An analysis of the 100 biggest breaches by Imperva Research Labs found that 76% of the data stolen was personally identifiable information (PII). “Until recently, many people simply trusted that organisations were securely protecting their data,” Waynforth explains. “However, high-profile data breaches are wearing down this trust.”

8: Crime-as-a-Service

According to Help Net Security, Crime-as-a-Service (CaaS) is the practice of experienced cybercriminals selling access to the tools and knowledge needed to execute cybercrime. CaaS enables cybercriminals to outsource various aspects of their operations, such as malware development, ransomware distribution, botnet rental, or data theft. The cost of global cybercrime has been estimated by Statista to reach US$10.5tn by 2025.

7: Securing the cloud

As more businesses migrate their workloads and data to the cloud, they also face new challenges in securing their cloud environments. 

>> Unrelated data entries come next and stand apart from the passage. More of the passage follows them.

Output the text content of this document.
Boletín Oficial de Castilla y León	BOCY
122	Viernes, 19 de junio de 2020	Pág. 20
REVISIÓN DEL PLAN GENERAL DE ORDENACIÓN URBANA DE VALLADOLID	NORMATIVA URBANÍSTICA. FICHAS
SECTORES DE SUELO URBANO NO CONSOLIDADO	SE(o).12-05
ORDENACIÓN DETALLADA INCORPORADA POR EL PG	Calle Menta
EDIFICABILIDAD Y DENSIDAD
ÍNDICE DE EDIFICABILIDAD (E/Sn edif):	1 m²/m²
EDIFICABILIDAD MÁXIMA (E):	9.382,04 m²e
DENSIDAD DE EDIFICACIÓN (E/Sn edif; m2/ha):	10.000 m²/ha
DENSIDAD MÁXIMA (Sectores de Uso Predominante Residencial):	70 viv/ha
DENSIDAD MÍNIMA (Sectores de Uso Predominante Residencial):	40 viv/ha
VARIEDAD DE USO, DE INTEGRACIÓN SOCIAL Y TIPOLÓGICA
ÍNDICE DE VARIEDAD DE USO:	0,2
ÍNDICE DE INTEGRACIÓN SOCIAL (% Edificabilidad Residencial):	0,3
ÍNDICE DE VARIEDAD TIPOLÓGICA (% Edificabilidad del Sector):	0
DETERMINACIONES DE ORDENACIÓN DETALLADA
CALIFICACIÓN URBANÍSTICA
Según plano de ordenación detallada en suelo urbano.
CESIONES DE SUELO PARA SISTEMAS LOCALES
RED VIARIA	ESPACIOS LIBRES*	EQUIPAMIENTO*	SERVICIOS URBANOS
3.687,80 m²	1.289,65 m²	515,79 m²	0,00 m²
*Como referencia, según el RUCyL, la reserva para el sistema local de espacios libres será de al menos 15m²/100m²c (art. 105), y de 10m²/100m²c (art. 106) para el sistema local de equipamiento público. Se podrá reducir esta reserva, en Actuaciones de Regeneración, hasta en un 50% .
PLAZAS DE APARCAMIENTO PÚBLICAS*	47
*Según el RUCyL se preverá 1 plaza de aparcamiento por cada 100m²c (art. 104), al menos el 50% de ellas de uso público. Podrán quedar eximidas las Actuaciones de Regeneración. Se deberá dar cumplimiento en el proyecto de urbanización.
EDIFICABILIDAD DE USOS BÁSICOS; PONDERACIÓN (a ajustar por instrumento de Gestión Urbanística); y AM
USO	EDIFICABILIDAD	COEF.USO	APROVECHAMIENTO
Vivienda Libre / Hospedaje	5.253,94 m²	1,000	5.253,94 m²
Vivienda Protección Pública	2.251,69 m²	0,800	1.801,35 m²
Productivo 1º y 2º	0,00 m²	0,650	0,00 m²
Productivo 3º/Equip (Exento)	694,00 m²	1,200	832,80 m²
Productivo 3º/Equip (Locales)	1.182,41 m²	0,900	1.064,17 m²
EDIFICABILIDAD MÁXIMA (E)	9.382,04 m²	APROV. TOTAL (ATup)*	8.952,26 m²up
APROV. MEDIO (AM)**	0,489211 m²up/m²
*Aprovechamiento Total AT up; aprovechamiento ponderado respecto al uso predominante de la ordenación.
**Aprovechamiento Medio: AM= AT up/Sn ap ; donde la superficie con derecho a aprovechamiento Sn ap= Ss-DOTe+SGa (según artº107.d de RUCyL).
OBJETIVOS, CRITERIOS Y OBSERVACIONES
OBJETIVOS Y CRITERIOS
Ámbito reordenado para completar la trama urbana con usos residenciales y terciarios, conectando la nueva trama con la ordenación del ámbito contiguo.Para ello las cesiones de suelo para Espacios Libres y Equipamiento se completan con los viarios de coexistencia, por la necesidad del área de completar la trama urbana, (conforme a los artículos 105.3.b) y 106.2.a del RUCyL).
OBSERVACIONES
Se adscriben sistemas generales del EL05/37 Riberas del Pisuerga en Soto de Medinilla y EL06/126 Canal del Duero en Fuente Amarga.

Cloud data security refers to the technologies, policies, services and security controls that protect any type of data in the cloud from loss, leakage or misuse through breaches, exfiltration and unauthorised access. According to Crowdstrike, a robust cloud data security strategy should include:

  • Ensuring the security and privacy of data across networks as well as within applications, containers, workloads and other cloud environments
  • Controlling data access for all users, devices and software
  • Providing complete visibility into all data on the network

6: Multi-vector cyber attacks

Cyberattacks are becoming more complex and coordinated, using different methods and channels to compromise systems and data. For example, attackers may combine ransomware with distributed denial-of-service (DDoS) attacks or data exfiltration to increase their leverage. “Multi-vector cyber attacks are still a relatively new occurrence, only emerging for the first time in 2017,” explains a post by Securiwiser. “However in the time since then, they have become increasingly common in the digital threat landscape.”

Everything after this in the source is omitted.